От Эдит Назаровны Ева вышла порозовевшая, похорошевшая. Это у нее наследственное: как с кем повздорит, становится привлекательнее.
– Дите малое! – бросила она в сердцах. – Пошли на кухню!
В будние дни курить позволялось только там.
Сели. Единым взглядом Ева повелела спрятать пачку «Примы», которую я было поволок из кармана, и толкнула мне через стол свои дамские. Затянулась, выдохнула, снайперски посмотрела на меня сквозь дым.
– Знаешь, я даже рада, что так вышло, – призналась она.
Очки с проводком лежали рядом с пепельницей. Другой конец проводка оканчивался плоской металлической коробочкой, отдаленно похожей на обыкновенный цифровичок.
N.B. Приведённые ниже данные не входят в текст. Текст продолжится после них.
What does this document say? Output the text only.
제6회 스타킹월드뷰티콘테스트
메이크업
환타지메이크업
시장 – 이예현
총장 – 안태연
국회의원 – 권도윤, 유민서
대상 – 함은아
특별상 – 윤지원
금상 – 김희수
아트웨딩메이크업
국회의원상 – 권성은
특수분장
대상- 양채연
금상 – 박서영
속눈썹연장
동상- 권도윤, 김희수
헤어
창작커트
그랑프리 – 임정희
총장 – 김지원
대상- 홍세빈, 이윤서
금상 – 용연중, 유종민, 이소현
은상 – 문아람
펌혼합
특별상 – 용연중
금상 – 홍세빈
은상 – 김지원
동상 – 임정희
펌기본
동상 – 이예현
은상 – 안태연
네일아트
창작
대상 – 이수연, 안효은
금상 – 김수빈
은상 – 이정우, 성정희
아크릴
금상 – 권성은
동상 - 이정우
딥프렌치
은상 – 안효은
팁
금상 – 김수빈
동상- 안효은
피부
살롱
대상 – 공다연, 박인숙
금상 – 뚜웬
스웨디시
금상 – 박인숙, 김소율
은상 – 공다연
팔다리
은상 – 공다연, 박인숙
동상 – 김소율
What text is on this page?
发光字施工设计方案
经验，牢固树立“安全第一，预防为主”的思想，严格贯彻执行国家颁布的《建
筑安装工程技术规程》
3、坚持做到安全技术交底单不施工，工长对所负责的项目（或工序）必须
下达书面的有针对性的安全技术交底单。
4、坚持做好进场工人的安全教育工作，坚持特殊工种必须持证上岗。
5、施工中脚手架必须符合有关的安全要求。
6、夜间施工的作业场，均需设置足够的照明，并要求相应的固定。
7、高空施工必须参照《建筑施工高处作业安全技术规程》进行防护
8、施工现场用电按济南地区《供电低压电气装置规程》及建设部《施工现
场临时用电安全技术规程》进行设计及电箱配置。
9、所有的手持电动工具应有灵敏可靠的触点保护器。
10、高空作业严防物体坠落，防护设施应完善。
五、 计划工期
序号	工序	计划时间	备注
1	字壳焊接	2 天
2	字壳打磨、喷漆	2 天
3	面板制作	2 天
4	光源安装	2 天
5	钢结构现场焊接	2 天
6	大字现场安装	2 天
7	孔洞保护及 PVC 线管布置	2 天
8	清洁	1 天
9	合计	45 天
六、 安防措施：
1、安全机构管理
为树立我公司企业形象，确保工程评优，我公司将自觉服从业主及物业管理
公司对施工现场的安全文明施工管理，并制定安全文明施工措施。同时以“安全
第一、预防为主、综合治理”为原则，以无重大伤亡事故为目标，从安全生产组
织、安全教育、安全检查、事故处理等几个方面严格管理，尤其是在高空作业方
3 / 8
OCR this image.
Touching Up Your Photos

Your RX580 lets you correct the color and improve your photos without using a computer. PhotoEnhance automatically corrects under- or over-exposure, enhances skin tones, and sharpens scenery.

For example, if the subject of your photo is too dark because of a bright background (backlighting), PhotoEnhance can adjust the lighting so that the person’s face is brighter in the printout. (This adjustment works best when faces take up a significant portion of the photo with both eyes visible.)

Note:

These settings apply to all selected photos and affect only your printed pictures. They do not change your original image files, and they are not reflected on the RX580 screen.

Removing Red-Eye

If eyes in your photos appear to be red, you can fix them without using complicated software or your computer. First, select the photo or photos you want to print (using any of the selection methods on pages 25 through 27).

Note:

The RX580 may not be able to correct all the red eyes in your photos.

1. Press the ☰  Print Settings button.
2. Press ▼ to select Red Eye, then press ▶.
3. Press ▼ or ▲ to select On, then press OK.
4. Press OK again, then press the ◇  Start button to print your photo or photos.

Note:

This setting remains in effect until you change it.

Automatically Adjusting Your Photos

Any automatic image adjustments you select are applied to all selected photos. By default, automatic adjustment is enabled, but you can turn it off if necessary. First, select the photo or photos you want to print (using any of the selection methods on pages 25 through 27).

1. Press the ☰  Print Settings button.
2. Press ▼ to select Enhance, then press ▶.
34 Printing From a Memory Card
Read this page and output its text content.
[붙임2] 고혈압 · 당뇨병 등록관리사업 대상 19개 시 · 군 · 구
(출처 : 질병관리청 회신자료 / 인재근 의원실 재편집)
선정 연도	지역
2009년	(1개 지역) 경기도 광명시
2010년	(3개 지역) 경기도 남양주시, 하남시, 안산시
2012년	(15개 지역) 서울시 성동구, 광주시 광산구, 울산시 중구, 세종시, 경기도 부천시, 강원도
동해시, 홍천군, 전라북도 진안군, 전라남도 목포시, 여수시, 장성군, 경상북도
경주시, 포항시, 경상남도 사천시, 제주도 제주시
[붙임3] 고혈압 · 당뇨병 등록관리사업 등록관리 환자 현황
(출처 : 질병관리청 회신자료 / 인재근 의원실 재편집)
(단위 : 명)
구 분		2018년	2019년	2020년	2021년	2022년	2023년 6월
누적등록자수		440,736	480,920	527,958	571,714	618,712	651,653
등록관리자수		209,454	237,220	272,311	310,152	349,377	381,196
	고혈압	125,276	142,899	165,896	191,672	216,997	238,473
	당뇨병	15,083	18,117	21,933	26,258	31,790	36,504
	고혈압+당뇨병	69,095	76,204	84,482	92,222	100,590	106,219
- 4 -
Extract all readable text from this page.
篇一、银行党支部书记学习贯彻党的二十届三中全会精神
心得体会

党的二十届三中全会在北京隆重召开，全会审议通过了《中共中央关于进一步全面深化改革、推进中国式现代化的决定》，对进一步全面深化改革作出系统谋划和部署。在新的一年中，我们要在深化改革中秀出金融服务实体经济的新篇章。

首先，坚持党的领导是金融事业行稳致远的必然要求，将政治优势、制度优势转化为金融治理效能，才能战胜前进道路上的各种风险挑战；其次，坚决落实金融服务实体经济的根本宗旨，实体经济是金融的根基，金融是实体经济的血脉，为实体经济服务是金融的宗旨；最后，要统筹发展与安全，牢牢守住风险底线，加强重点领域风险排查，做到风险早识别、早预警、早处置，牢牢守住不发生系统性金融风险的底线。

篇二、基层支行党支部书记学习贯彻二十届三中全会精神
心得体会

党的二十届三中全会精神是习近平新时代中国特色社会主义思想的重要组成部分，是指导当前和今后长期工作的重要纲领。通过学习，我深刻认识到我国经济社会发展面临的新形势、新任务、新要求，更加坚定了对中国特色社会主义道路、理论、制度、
– Они у тебя что, от батарейки?
– Что? А, это…
– Ну да, очки.
– Это не очки, – сказала она. – Это идентификатор.
– Что-что?
– Распознавалка, – с недовольным видом пояснила Ева. – Приходит клиент, а ты не помнишь, как его зовут.
– И?..
– А все их лица тут, в памяти… – Она цокнула ноготком по коробочке. – Даешь команду. В левом окошке зажигается рамка. Берешь в нее клиента. А в правом выскакивают фамилия-имя-отчество… и так далее…
Ай, какая вещица!
– Посмотреть можно?
– Да вы что, сговорились все сегодня? – взорвалась она. – Той динозавры, этому… Короче, я принимаю тебя на работу.
– В отдел геликософии?
Ева поперхнулась дымом. Прокашлявшись, уставилась с подозрением.
– Издеваешься?
– Н-нет…
Фыркнула, задавила окурок в пепельнице. Так давят конкурентов.
– Я еще не настолько крутая… – пробормотала она.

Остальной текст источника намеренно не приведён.